Время для него остановилось. Руки опухли, рубашка прилипла к телу, и соленый пот заливал покрасневшие веки, глаза щипало.
Но сильнее боли и усталости была жажда жизни. Даже теперь оставалась надежда на счастливый исход… А может…
Хотелось сражаться, вырваться, скрыться, жить. Было стыдно признаваться, что таким образом попал в плен. Хондо разлепил веки, впереди маячила спина Сильвы.
Марево застилало горизонт, в волнах горячего воздуха изменяли свои очертания горы, камни и редкие кусты можжевельника. Струйки пота щекотали спину, стекая между лопаток. Кожаный пояс глубоко врезался в запястья, малейшее движение причиняло невообразимую боль.
Хондо поднял голову и сплюнул.
— Женщина! — прохрипел он от переполнявшей грудь злобы. — Старуха!
Сильва оглянулся, животная ненависть сверкнула в его глазах.
Хондо так и подмывало пришпорить коня, врезаться в индейцев и умереть быстрой смертью, но он сдерживал себя. Может быть, еще выдастся удобный момент, нужно ждать. Хондо согнул затекшие пальцы и зажмурился от боли. Но никто не услышал стона, едва не сорвавшегося с губ.
Каждый шаг коня причинял ему боль.
Хондо подался вперед и закрыл глаза. Он вспоминал домик, ручей с холодной и чистой водой, ясноглазую женщину, хлопочущую по хозяйству, голос ребенка… Боль утихла, Хондо задремал. Сквозь сон он услышал сухой шелест листвы и почувствовал запах дыма и кофе.

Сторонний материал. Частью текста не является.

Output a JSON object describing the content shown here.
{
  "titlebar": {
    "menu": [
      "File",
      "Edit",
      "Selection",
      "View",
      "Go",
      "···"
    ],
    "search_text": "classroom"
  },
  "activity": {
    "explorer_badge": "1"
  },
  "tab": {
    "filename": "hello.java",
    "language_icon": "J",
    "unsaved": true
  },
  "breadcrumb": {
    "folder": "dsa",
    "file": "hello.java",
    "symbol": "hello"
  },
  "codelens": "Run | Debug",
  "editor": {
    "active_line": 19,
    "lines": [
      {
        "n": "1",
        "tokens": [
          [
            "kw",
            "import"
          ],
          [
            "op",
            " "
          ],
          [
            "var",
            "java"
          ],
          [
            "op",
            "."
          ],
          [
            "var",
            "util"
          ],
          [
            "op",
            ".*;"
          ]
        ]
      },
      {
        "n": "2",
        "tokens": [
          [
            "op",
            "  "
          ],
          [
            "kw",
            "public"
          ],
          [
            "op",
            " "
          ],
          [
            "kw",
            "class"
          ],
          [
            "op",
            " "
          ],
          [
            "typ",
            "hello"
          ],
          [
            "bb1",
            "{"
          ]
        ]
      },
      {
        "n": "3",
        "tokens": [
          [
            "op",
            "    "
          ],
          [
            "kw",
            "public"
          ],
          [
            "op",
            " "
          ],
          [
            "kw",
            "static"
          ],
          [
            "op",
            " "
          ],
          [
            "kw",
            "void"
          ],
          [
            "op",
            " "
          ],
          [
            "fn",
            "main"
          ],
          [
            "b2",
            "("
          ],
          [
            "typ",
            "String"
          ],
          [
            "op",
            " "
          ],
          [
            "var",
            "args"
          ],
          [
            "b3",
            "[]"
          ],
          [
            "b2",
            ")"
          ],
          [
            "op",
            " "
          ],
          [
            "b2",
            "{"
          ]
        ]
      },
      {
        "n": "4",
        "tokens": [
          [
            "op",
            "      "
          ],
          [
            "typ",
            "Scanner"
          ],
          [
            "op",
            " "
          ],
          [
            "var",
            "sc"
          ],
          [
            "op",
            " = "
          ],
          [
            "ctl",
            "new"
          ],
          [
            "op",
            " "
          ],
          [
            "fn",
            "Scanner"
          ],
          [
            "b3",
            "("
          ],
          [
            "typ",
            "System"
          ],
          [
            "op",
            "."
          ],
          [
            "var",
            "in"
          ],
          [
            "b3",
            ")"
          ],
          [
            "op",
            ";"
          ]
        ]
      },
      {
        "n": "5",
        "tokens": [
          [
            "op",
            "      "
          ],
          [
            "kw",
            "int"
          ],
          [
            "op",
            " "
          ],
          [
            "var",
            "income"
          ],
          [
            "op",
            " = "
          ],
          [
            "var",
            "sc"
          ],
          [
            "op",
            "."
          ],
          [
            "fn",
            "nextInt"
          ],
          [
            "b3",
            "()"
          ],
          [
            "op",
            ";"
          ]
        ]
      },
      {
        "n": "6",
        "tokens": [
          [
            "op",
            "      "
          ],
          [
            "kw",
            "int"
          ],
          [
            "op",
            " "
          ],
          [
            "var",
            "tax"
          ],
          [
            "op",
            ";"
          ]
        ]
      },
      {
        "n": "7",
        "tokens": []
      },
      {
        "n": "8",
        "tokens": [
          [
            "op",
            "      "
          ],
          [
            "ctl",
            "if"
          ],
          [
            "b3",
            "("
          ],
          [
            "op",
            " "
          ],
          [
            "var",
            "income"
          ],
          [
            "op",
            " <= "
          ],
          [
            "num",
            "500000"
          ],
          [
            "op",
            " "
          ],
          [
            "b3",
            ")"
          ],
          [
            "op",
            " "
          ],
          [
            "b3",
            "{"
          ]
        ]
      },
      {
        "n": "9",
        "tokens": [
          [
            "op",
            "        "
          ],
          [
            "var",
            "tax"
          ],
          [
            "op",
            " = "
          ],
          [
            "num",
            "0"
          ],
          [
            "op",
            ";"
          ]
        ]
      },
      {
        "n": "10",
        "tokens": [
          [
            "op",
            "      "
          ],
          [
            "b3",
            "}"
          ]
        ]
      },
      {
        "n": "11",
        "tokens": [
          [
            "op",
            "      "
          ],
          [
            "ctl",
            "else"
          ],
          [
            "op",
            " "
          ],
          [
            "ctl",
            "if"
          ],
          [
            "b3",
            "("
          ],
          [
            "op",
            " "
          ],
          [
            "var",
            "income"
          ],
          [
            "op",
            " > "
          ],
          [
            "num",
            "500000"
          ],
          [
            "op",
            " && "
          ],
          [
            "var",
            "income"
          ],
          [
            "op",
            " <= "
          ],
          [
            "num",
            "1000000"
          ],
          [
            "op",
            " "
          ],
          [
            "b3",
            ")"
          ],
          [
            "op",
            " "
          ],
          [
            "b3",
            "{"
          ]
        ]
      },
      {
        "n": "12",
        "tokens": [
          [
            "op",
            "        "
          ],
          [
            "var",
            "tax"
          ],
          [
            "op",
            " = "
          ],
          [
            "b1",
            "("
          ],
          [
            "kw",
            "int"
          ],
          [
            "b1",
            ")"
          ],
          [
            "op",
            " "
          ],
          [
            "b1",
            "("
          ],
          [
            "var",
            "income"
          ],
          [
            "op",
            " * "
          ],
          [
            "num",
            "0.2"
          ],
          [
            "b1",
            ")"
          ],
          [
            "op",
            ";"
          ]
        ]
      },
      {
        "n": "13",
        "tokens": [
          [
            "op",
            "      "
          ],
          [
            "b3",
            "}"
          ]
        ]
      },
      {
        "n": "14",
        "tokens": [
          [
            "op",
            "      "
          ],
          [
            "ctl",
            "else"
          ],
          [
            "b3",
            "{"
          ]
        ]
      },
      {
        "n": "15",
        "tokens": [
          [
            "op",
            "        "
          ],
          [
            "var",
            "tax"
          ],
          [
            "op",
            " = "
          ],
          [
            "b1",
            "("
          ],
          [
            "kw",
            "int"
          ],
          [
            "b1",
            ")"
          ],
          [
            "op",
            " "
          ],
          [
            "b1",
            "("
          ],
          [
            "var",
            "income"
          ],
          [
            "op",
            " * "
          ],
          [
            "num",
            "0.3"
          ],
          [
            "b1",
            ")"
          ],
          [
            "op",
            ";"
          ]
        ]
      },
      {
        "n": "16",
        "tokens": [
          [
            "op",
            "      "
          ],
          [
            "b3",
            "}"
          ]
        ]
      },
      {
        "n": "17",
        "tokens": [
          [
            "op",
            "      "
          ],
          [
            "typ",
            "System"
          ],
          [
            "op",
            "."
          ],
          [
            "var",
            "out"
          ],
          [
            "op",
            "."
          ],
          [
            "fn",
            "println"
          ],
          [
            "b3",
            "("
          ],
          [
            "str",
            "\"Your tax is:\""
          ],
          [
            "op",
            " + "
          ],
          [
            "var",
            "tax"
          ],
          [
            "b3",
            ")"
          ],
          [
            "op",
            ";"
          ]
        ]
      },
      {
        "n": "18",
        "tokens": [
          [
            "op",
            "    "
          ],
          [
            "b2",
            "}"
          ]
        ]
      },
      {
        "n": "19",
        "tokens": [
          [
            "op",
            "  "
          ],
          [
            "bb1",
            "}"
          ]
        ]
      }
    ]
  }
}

Запах дыма становился все сильнее. Хондо открыл глаза: они подъезжали к индейскому поселению. Он увидел перед собой плоские смуглые лица с широкими скулами и квадратными подбородками. Среди них на мгновение мелькнуло женское лицо, чем-то напомнившее ему Дэстат, но Дэстат давно умерла, давно. И он жил когда-то среди апачей. Сколько раз Хондо выходил с ними на охоту и участвовал в опасных вылазках за мустангами! Может быть, здесь он встретит тех, кто знает и помнит его?
Хондо выпрямился в седле, гордо поднял голову и уставился в одну точку перед собой, не оборачиваясь и не глядя по сторонам.
Когда они остановились, Хондо обвел взглядом окружившую его толпу. Чуть поодаль стоял один человек, и Хондо узнал его.
Хондо громко произнес:
— Я сам виноват, что попался в руки женщине.
Его стащили с лошади и поволокли к костру. Там Лэйну развязали ремень, стягивавший руки; он увидел таз с водой и сунул туда опухшие кисти. Боль медленно затихала.
Витторо, стоявший отдельно, подошел к костру и взглянул сверху вниз на Хондо.
— Белый человек говорит на нашем языке, — сказал Сильва. — Он оскорбил меня.